Carbon monoxide (CO) and hydrogen (H2) are common reductants used in metal production, catalysis, and energy technologies. It was often thought that these reactions followed similar pathways, but a long-standing close collaboration among scientists from Binghamton University, Stony Brook University, Columbia University, and Brookhaven National Laboratory has found, for the first time, under direct atomic scale observation, that they follow fundamentally different reduction mechanisms.

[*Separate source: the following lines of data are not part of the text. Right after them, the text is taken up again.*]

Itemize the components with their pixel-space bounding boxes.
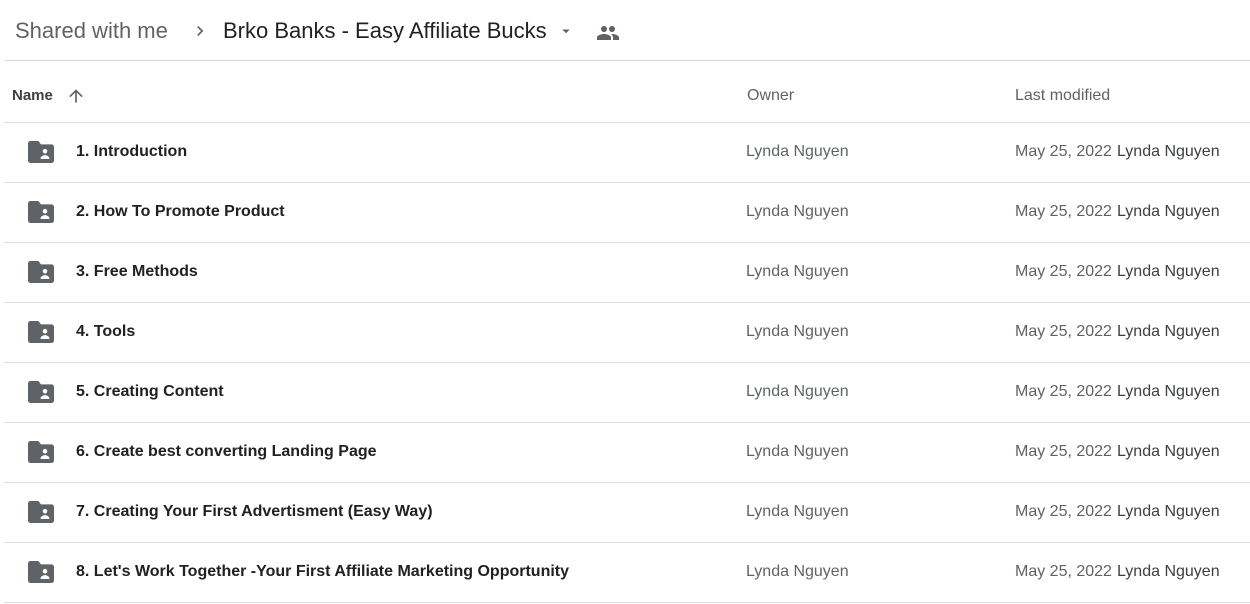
shared-folder-icon [28, 201, 54, 223]
file-row[interactable]: 6. Create best converting Landing Page L… [4, 423, 1250, 483]
file-modified-by: Lynda Nguyen [1117, 383, 1220, 400]
file-name: 4. Tools [76, 323, 136, 340]
shared-folder-icon [28, 141, 54, 163]
shared-folder-icon [28, 381, 54, 403]
file-name: 3. Free Methods [76, 263, 198, 280]
file-owner: Lynda Nguyen [746, 143, 849, 160]
file-modified-by: Lynda Nguyen [1117, 143, 1220, 160]
file-row[interactable]: 8. Let's Work Together -Your First Affil… [4, 543, 1250, 603]
file-modified-date: May 25, 2022 [1015, 203, 1112, 220]
file-owner: Lynda Nguyen [746, 203, 849, 220]
file-modified-by: Lynda Nguyen [1117, 203, 1220, 220]
file-name: 8. Let's Work Together -Your First Affil… [76, 563, 570, 580]
file-owner: Lynda Nguyen [746, 503, 849, 520]
column-header-name[interactable]: Name [12, 87, 53, 104]
people-icon [597, 26, 619, 40]
breadcrumb-shared-with-me[interactable]: Shared with me [15, 17, 168, 45]
column-header-last-modified[interactable]: Last modified [1015, 87, 1110, 105]
column-header-row: Name Owner Last modified [4, 61, 1250, 123]
file-modified-date: May 25, 2022 [1015, 503, 1112, 520]
file-row[interactable]: 3. Free Methods Lynda Nguyen May 25, 202… [4, 243, 1250, 303]
arrow-up-icon[interactable] [66, 86, 86, 106]
file-modified-date: May 25, 2022 [1015, 323, 1112, 340]
file-modified-date: May 25, 2022 [1015, 263, 1112, 280]
file-name: 2. How To Promote Product [76, 203, 285, 220]
chevron-right-icon [197, 26, 204, 36]
file-modified-by: Lynda Nguyen [1117, 263, 1220, 280]
shared-folder-icon [28, 261, 54, 283]
shared-folder-icon [28, 501, 54, 523]
column-header-owner[interactable]: Owner [747, 87, 794, 105]
file-owner: Lynda Nguyen [746, 383, 849, 400]
breadcrumb: Shared with me Brko Banks - Easy Affilia… [0, 0, 1250, 60]
file-name: 7. Creating Your First Advertisment (Eas… [76, 503, 433, 520]
file-modified-date: May 25, 2022 [1015, 143, 1112, 160]
file-modified-by: Lynda Nguyen [1117, 443, 1220, 460]
file-modified-by: Lynda Nguyen [1117, 323, 1220, 340]
file-modified-date: May 25, 2022 [1015, 383, 1112, 400]
arrow-drop-down-icon[interactable] [557, 22, 575, 40]
file-name: 6. Create best converting Landing Page [76, 443, 377, 460]
file-modified-date: May 25, 2022 [1015, 563, 1112, 580]
file-row[interactable]: 2. How To Promote Product Lynda Nguyen M… [4, 183, 1250, 243]
file-owner: Lynda Nguyen [746, 323, 849, 340]
breadcrumb-current-folder[interactable]: Brko Banks - Easy Affiliate Bucks [223, 17, 547, 45]
file-modified-by: Lynda Nguyen [1117, 503, 1220, 520]
file-row[interactable]: 1. Introduction Lynda Nguyen May 25, 202… [4, 123, 1250, 183]
file-owner: Lynda Nguyen [746, 563, 849, 580]
file-name: 1. Introduction [76, 143, 188, 160]
shared-folder-icon [28, 561, 54, 583]
shared-folder-icon [28, 321, 54, 343]
file-modified-date: May 25, 2022 [1015, 443, 1112, 460]
file-row[interactable]: 7. Creating Your First Advertisment (Eas… [4, 483, 1250, 543]
file-owner: Lynda Nguyen [746, 263, 849, 280]
file-name: 5. Creating Content [76, 383, 224, 400]
file-row[interactable]: 4. Tools Lynda Nguyen May 25, 2022 Lynda… [4, 303, 1250, 363]
file-owner: Lynda Nguyen [746, 443, 849, 460]
shared-folder-icon [28, 441, 54, 463]
file-list: 1. Introduction Lynda Nguyen May 25, 202… [4, 123, 1250, 603]
file-modified-by: Lynda Nguyen [1117, 563, 1220, 580]
file-row[interactable]: 5. Creating Content Lynda Nguyen May 25,… [4, 363, 1250, 423]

Using the unique in situ environmental transmission electron microscopy (ETEM) at the Center for Functional Nanomaterials (CFN), a user facility at Department of Energy’s Brookhaven National Laboratory, the researchers compared the reduction dynamics of nickel oxide (NiO) under CO and H2 at atomic resolution under elevated temperatures. The atomic-scale movies reveal that CO reduction begins rapidly at the surface: metallic nickel forms quickly near the exterior, producing a thin “crust” that can block or slow continued reduction in the particle interior. As a result, CO reduction appears fast initially but can become self-limiting. In contrast, H2 reduction follows a very different pathway. For an extended initial period, metallic Ni is not observed; instead, the NiO shape changes which suggests vacancy movements. Metallic nickel then nucleates in the middle of the oxide, instead of on the surface.  This allows the reduction to proceed into the bulk and continue advancing to fully reduce the oxide. Together, these in situ ETEM observations reveals two fundamentally different reduction pathways: CO quickly forms a surface metallic layer that blocks further reduction, while H2 enables reduction to proceed into the bulk by moving vacancies inward. 

These in situ ETEM results are corroborated by Density functional theory (DFT) calculations, which indicate that protons from H2 promote oxygen-vacancy migration into the bulk, whereas under CO, oxygen vacancies remain largely confined near the surface.

To validate these findings on larger length scales, the team carried out complementary in situ measurements at the Quick X-ray Absorption and Scattering beamline at the National Synchrotron Light Source II (NSLS-II), another DOE user facility at Brookhaven. Using in situ X-ray diffraction, near-ambient-pressure X-ray photoelectron spectroscopy, and residual gas analysis, they confirmed gas-dependent differences in NiO reduction behavior at the bulk scale.

This atomic scale understanding of the reduction process provides guidance for metallurgical processes and catalyst design. By showing that the choice of reductant gas directly influences where and how metallic phases form, this work enables more precise control over reduction depth, rate, and resulting microstructure.

Publication Reference

Xiaobo Chen, Jianyu Wang, Shyam Bharatkumar Patel, Shuonan Ye, Yupeng Wu, Zhikang Zhou, Linna Qiao, Yuxi Wang, Nebojsa Marinkovic, Meng Li, Sooyeon Hwang, Dmitri N. Zakharov, Lu Ma, Qin Wu, Jorge Anibal Boscoboinik, Judith C. Yang,Guangwen Zhou, Atomic dynamics of gas-dependent oxide reducibility. Nature 644, 927–932 (2025). https://doi.org/10.1038/s41586-025-09394-0

DOI: https://www.nature.com/articles/s41586-025-09394-0
Press Release: New research could lead to greener, faster metal production

Acknowledgment of Support

This work was supported by the U.S. National Science Foundation (Grant No. DMR 2303712). The computational modelling work was supported by the U.S. Department of Energy, Office of Basic Energy Sciences, Division of Materials Sciences and Engineering (Award No. DE-SC0001135). This research used the Electron Microscopy, Proximal Probes, and Theory and Computation resources of the Center for Functional Nanomaterials and beamline 7-BM (QAS) at the National Synchrotron Light Source II, which are U.S. DOE Office of Science User Facilities, at Brookhaven National Laboratory under Contract No. DE-SC0012704. Work at the beamline was supported in part by the Synchrotron Catalysis Consortium, U.S. Department of Energy (Grant No. DE-SC0012335).